Il ragionamento corre, ma il discepolo che ne porta le conseguenze sente paura e tremore. Per questo Gesù aggiunge: “Chi avrà perduto al propria vita per causa mia, la troverà”. E’ il mistero di Gesù crocifisso e risorto che ci avvolge nella sua pienezza; ed è il momento in cui si arrestano le parole. Una conferma che mi pare veramente convincente è l’esperienza dei santi: erano deboli come noi, la croce li spaventava come spaventava Gesù, ma avevano imparato a fidarsi. D’altra parte anche Lui, il Signore, si è fidato – di noi, suoi inviati!
O Signore, fratello amabilissimo, come tu non ti sei spaventato di me, concedimi di non spaventarmi di Te. Ma anche concedimi di non spaventarmi di me, che non guardi troppo me, ma solo te!
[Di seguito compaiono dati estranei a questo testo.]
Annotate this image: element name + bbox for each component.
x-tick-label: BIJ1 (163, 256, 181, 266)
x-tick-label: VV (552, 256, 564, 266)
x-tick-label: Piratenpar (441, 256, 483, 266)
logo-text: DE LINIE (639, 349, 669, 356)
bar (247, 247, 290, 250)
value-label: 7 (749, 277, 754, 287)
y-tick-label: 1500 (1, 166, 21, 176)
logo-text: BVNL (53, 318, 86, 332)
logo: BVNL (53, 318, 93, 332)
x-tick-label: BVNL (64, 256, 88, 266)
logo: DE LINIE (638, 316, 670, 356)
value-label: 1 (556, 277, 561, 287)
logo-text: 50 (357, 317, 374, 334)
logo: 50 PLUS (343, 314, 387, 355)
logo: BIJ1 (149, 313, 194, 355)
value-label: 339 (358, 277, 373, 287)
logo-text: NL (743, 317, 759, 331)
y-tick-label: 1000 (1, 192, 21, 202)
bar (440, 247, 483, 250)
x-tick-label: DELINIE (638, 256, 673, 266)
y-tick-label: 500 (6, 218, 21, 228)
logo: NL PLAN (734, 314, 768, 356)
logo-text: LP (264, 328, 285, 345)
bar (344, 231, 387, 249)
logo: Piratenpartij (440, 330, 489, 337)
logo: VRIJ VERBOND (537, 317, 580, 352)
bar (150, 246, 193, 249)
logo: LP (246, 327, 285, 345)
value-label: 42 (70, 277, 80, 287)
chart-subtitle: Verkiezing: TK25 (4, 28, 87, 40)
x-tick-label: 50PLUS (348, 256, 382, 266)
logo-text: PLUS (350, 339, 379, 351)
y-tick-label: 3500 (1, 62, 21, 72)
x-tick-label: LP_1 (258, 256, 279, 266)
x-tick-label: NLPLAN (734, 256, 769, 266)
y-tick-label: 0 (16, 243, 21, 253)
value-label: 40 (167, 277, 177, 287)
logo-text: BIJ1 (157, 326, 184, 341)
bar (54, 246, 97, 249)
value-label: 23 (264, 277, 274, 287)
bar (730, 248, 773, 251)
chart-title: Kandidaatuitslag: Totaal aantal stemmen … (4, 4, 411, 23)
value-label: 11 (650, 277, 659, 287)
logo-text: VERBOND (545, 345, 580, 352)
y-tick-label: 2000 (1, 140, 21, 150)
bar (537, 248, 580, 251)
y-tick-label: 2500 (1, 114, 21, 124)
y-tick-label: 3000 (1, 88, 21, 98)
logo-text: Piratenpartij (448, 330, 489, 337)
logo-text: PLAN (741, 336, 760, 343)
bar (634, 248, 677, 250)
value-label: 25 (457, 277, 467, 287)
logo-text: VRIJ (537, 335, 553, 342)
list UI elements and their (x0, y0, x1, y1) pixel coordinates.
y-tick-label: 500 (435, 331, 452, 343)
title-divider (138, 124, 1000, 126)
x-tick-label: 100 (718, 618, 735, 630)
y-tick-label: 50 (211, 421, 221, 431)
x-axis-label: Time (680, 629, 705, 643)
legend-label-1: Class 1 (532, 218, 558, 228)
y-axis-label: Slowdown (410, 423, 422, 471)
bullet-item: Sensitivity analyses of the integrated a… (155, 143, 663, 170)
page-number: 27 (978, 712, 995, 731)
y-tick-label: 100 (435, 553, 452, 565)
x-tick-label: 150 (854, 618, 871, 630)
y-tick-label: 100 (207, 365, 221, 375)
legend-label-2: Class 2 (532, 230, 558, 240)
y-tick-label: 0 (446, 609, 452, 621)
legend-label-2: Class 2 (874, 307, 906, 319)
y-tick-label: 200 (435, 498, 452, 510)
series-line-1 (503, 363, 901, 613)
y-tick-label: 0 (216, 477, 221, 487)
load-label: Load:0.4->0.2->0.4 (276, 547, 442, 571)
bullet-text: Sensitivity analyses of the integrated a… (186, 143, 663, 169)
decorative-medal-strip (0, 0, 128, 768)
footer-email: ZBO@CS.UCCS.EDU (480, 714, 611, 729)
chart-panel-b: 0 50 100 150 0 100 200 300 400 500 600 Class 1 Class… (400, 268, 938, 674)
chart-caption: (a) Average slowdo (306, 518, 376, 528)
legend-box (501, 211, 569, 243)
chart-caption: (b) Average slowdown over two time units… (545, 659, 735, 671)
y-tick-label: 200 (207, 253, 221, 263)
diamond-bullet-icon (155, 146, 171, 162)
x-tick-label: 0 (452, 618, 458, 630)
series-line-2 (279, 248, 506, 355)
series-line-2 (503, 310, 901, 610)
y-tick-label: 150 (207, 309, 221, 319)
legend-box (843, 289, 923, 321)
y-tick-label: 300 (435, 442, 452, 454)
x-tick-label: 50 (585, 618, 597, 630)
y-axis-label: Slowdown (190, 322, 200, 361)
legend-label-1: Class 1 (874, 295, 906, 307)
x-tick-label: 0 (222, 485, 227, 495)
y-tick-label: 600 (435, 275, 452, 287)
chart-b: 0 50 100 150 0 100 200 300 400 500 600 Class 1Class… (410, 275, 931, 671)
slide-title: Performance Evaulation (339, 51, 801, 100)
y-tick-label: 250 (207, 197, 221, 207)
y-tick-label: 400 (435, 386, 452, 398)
Propongo un paragone eloquente, tratto da Soloviev:
“Il carbone e il cristallo sono in partenza la stessa cosa. Perché il carbone è brutto e il cristallo è bello? Perché il carbone fissa tutta la sua attenzione su stesso, mentre nel cristallo si vede il sole e tutta la luce: attraverso di esso si vede qualche altra cosa, che è superiore, e questo lo fa bello”.